Following early trials of the value-based procurement guidance and extensive engagement across the health system, including with industry and patient groups, 13 NHS trusts will pilot the new guidance, with rollout across the NHS expected by early 2026.

As well as supporting individual trusts to purchase medtech, the government is partnering with NHS Supply Chain and the NHS London Procurement Partnership to roll out value-based procurement across the country - including for purchasing technology and devices used in cardiology and vascular treatment and the use of AI in clinical settings. The NHS Supply Chain’s Cardiology and Vascular Framework alone is worth approximately £1 billion.

Andrew New, CEO of NHS Supply Chain, said: “Through value-based procurement we are able to ensure that procurement decisions are based on more than just product cost, with patient outcomes, sustainability and the total cost across the whole patient pathway key considerations. As the national provider of procurement services, NHS Supply Chain is committed to working with the Department of Health and Social Care (DHSC) and NHS trusts to apply this approach through our contracts, with the first to go live via three frameworks as part of this pilot which will help us to learn and refine our approach for the future.
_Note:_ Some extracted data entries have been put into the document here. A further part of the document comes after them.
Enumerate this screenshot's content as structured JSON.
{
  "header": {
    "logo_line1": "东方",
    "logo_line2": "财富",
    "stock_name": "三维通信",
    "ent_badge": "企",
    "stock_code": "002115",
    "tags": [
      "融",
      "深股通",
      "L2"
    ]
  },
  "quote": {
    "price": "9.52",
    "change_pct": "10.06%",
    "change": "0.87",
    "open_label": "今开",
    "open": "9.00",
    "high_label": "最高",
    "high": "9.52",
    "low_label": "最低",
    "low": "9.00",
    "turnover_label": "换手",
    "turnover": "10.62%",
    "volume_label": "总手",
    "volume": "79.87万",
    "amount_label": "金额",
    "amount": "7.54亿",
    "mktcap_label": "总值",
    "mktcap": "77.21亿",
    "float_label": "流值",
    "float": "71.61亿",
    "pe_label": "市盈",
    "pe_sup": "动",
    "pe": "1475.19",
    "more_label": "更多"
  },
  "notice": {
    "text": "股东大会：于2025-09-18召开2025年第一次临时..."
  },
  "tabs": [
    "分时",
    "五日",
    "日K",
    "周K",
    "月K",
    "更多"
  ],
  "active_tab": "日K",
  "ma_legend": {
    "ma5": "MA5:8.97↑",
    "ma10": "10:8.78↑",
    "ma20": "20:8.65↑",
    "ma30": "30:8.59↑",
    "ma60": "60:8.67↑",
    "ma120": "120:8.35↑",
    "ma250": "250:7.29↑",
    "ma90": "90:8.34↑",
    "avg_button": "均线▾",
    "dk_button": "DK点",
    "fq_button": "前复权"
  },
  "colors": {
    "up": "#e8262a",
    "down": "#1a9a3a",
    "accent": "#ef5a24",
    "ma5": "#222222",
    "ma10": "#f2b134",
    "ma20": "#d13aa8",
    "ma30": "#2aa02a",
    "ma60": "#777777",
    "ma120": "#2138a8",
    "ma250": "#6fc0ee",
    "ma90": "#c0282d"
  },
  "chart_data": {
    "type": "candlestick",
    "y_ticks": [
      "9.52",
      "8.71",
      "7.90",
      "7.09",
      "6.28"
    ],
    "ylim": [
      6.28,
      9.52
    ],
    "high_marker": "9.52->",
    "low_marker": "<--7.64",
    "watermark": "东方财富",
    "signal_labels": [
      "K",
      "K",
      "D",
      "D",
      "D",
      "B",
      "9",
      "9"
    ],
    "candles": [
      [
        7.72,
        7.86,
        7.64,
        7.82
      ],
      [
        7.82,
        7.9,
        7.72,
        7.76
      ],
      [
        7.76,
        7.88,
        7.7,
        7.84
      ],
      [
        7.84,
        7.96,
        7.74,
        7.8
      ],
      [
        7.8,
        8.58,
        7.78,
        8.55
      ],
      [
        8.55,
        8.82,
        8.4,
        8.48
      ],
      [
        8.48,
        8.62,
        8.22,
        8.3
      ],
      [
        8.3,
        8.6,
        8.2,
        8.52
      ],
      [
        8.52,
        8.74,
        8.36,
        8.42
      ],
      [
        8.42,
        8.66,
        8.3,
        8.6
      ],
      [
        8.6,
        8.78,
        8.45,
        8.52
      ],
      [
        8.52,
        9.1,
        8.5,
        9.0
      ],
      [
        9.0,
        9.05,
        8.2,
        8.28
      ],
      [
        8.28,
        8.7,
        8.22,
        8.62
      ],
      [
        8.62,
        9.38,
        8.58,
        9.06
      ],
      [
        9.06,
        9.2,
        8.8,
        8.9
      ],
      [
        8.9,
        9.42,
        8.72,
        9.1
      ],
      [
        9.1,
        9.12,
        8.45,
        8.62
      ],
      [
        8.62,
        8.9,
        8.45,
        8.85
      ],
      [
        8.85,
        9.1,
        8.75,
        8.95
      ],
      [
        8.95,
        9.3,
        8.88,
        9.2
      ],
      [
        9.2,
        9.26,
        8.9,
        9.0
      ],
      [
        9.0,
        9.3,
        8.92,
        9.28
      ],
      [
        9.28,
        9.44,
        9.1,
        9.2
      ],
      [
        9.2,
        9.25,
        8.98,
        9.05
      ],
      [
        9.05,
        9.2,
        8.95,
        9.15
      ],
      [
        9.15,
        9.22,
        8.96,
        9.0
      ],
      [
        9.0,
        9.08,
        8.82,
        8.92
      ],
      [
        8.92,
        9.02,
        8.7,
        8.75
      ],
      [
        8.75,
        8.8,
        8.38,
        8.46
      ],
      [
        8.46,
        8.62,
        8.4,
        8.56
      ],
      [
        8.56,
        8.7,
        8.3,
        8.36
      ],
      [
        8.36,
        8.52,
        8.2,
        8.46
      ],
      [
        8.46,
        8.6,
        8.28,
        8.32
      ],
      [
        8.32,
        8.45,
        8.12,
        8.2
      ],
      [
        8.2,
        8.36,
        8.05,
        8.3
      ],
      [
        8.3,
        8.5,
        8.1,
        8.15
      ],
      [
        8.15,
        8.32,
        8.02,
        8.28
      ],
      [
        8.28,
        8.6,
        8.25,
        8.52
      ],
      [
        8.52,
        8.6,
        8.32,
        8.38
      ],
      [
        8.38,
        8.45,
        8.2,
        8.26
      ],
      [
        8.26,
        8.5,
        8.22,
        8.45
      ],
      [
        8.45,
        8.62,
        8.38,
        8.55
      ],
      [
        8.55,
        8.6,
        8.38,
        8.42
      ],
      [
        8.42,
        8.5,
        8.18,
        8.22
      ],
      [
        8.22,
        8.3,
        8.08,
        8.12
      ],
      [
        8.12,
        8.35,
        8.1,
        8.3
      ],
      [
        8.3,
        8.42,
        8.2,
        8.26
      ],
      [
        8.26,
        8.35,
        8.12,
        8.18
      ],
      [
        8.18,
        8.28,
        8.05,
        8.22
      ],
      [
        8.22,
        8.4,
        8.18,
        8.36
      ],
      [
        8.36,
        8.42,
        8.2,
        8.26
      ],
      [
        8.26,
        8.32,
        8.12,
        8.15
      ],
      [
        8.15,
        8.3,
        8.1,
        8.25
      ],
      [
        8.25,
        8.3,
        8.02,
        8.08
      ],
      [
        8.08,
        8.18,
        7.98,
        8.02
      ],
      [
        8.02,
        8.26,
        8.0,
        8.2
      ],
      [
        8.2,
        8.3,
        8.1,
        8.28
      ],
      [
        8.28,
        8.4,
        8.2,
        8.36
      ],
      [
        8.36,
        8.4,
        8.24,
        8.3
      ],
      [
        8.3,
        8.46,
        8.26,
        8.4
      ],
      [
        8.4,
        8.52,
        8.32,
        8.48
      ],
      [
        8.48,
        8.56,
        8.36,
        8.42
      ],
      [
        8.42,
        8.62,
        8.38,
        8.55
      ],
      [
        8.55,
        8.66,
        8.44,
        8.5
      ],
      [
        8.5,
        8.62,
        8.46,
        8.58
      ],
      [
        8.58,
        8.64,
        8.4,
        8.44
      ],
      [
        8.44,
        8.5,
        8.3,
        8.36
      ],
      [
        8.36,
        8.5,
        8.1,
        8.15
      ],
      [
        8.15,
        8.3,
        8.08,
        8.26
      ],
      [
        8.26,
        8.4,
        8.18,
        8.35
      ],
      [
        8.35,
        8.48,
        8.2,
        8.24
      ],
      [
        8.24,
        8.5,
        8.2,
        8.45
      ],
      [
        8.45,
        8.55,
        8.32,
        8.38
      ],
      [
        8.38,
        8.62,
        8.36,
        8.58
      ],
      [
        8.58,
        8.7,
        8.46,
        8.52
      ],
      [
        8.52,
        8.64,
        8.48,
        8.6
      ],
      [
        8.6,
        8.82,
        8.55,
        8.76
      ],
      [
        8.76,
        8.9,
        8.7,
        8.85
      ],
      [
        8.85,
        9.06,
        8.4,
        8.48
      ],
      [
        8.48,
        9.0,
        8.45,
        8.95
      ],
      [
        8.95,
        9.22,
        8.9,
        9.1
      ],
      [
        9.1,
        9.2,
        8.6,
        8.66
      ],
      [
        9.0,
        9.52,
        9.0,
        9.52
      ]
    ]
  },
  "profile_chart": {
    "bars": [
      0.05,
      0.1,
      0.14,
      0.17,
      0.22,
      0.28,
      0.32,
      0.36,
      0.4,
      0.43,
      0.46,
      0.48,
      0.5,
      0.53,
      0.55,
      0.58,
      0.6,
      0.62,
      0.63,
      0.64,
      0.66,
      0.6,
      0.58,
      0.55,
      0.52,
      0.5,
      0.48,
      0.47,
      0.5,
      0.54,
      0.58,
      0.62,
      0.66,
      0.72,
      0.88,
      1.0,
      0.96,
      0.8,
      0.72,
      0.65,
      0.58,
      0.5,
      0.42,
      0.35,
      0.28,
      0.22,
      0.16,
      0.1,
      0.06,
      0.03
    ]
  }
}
How NHS trusts purchase medical technology differs across the health service, with the absence of any standard guidance. This makes it difficult for medtech suppliers to do business with the NHS and drives suppliers away - blocking innovation from getting to the front line of patient care. This new guidance will make the NHS an attractive place for the world’s greatest minds to roll out groundbreaking new devices and technology to treat patients.